Russell, Andrew J. C.; Weir, Jackson A.; Nadaf, Naeem M.; Shabet, Matthew; Kumar, Vipin; Kambhampati, Sandeep; Raichur, Ruth; Marrero, Giovanni J.; Liu, Sophia; Balderrama, Karol S.; Vanderburg, Charles R.; Shanmugam, Vignesh; Tian, Luyi; Iorgulescu, J. Bryan; Yoon, Charles H.; Wu, Catherine J.; Macosko, Evan Z.; Chen, Fei

Harvard University; Massachusetts Institute of Technology (MIT); Broad Institute; Massachusetts Institute of Technology (MIT); Harvard University; Harvard University; Harvard University; Harvard University; Massachusetts Institute of Technology (MIT); Harvard University; Harvard University; Harvard Medical School; Harvard University Medical Affiliates; Brigham & Women's Hospital; Harvard University; Harvard University Medical Affiliates; Dana-Farber Cancer Institute; Harvard University; Harvard Medical School; Harvard University Medical Affiliates; Brigham & Women's Hospital; Harvard University; Harvard University Medical Affiliates; Dana-Farber Cancer Institute; Harvard University; Harvard University Medical Affiliates; Brigham & Women's Hospital; Harvard Medical School; Harvard University; Harvard University Medical Affiliates; Massachusetts General Hospital; Guangzhou Laboratory; University of Texas System; UTMD Anderson Cancer Center

Nature

0028-5631

10.1038/s41586-023-06837-4

2024-01-04

Recent technological innovations have enabled the high-throughput quantification of gene expression and epigenetic regulation within individual cells, transforming our understanding of how complex tissues are constructed1-6. However, missing from these measurements is the ability to routinely and easily spatially localize these profiled cells.
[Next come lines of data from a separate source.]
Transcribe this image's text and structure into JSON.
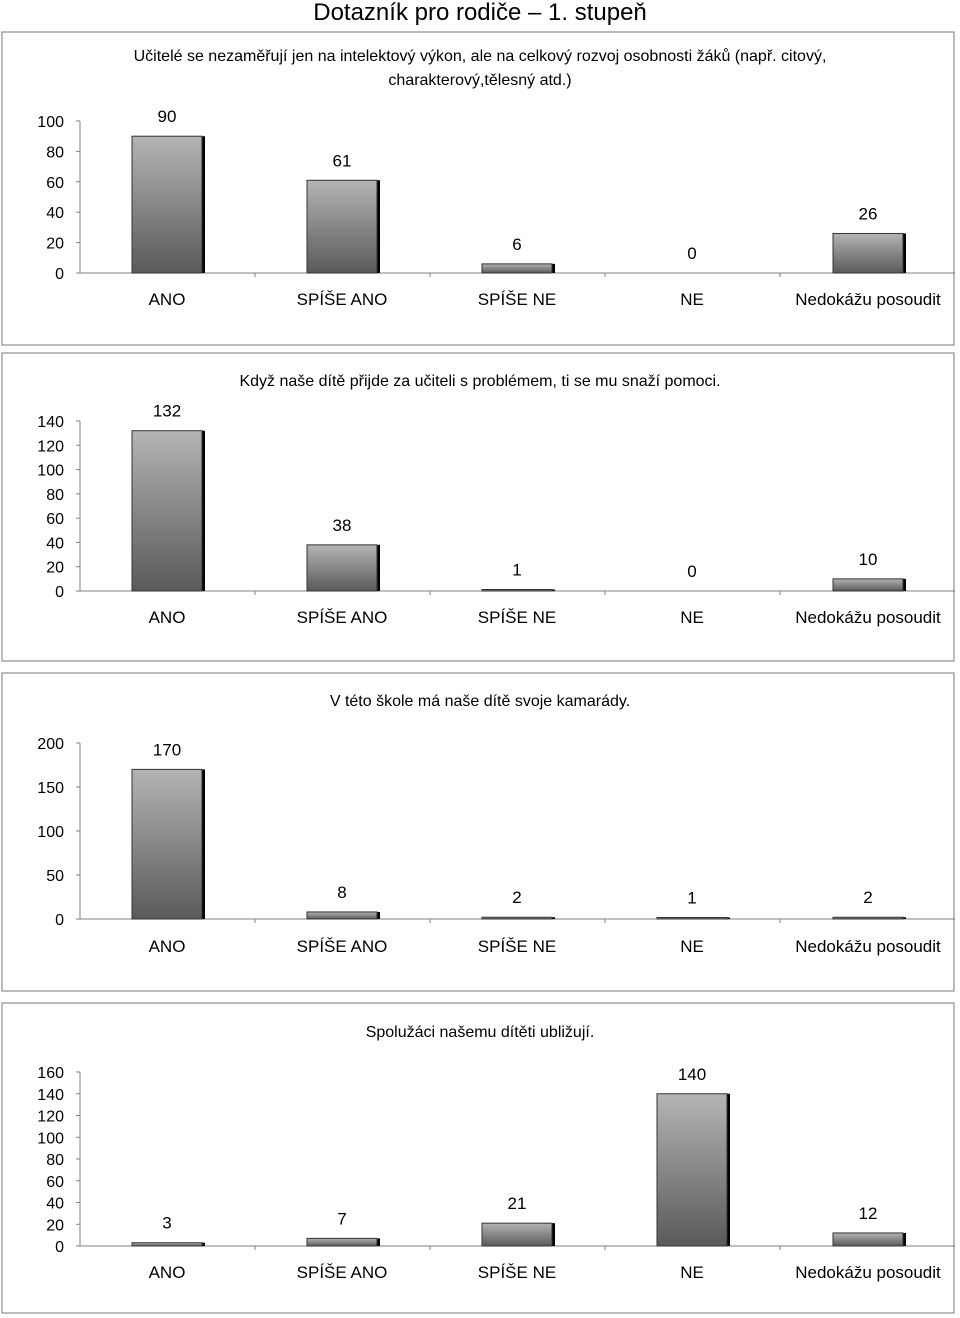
{
  "page_title": "Dotazník pro rodiče – 1. stupeň",
  "colors": {
    "bar_top": "#b4b4b4",
    "bar_bottom": "#5a5a5a",
    "bar_shadow": "#000000",
    "frame": "#777777"
  },
  "chart_data": [
    {
      "type": "bar",
      "title": "Učitelé se nezaměřují jen na intelektový výkon, ale na celkový rozvoj osobnosti žáků (např. citový,",
      "title_line2": "charakterový,tělesný atd.)",
      "categories": [
        "ANO",
        "SPÍŠE ANO",
        "SPÍŠE NE",
        "NE",
        "Nedokážu posoudit"
      ],
      "values": [
        90,
        61,
        6,
        0,
        26
      ],
      "value_labels": [
        "90",
        "61",
        "6",
        "0",
        "26"
      ],
      "yticks": [
        0,
        20,
        40,
        60,
        80,
        100
      ],
      "ytick_labels": [
        "0",
        "20",
        "40",
        "60",
        "80",
        "100"
      ],
      "ylim": [
        0,
        100
      ],
      "grid": false,
      "legend": "none"
    },
    {
      "type": "bar",
      "title": "Když naše dítě přijde za učiteli s problémem, ti se mu snaží pomoci.",
      "categories": [
        "ANO",
        "SPÍŠE ANO",
        "SPÍŠE NE",
        "NE",
        "Nedokážu posoudit"
      ],
      "values": [
        132,
        38,
        1,
        0,
        10
      ],
      "value_labels": [
        "132",
        "38",
        "1",
        "0",
        "10"
      ],
      "yticks": [
        0,
        20,
        40,
        60,
        80,
        100,
        120,
        140
      ],
      "ytick_labels": [
        "0",
        "20",
        "40",
        "60",
        "80",
        "100",
        "120",
        "140"
      ],
      "ylim": [
        0,
        140
      ],
      "grid": false,
      "legend": "none"
    },
    {
      "type": "bar",
      "title": "V této škole má naše dítě svoje kamarády.",
      "categories": [
        "ANO",
        "SPÍŠE ANO",
        "SPÍŠE NE",
        "NE",
        "Nedokážu posoudit"
      ],
      "values": [
        170,
        8,
        2,
        1,
        2
      ],
      "value_labels": [
        "170",
        "8",
        "2",
        "1",
        "2"
      ],
      "yticks": [
        0,
        50,
        100,
        150,
        200
      ],
      "ytick_labels": [
        "0",
        "50",
        "100",
        "150",
        "200"
      ],
      "ylim": [
        0,
        200
      ],
      "grid": false,
      "legend": "none"
    },
    {
      "type": "bar",
      "title": "Spolužáci našemu dítěti ubližují.",
      "categories": [
        "ANO",
        "SPÍŠE ANO",
        "SPÍŠE NE",
        "NE",
        "Nedokážu posoudit"
      ],
      "values": [
        3,
        7,
        21,
        140,
        12
      ],
      "value_labels": [
        "3",
        "7",
        "21",
        "140",
        "12"
      ],
      "yticks": [
        0,
        20,
        40,
        60,
        80,
        100,
        120,
        140,
        160
      ],
      "ytick_labels": [
        "0",
        "20",
        "40",
        "60",
        "80",
        "100",
        "120",
        "140",
        "160"
      ],
      "ylim": [
        0,
        160
      ],
      "grid": false,
      "legend": "none"
    }
  ]
}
We developed a strategy, Slide-tags, in which single nuclei within an intact tissue section are tagged with spatial barcode oligonucleotides derived from DNA-barcoded beads with known positions. These tagged nuclei can then be used as an input into a wide variety of single-nucleus profiling assays. Application of Slide-tags to the mouse hippocampus positioned nuclei at less than 10 mu m spatial resolution and delivered whole-transcriptome data that are indistinguishable in quality from ordinary single-nucleus RNA-sequencing data. To demonstrate that Slide-tags can be applied to a wide variety of human tissues, we performed the assay on brain, tonsil and melanoma. We revealed cell-type-specific spatially varying gene expression across cortical layers and spatially contextualized receptor-ligand interactions driving B cell maturation in lymphoid tissue. A major benefit of Slide-tags is that it is easily adaptable to almost any single-cell measurement technology. As a proof of principle, we performed multiomic measurements of open chromatin, RNA and T cell receptor (TCR) sequences in the same cells from metastatic melanoma, identifying transcription factor motifs driving cancer cell state transitions in spatially distinct microenvironments. Slide-tags offers a universal platform for importing the compendium of established single-cell measurements into the spatial genomics repertoire. Slide-tags enables multiomic sequencing of single cells and their localization within tissues.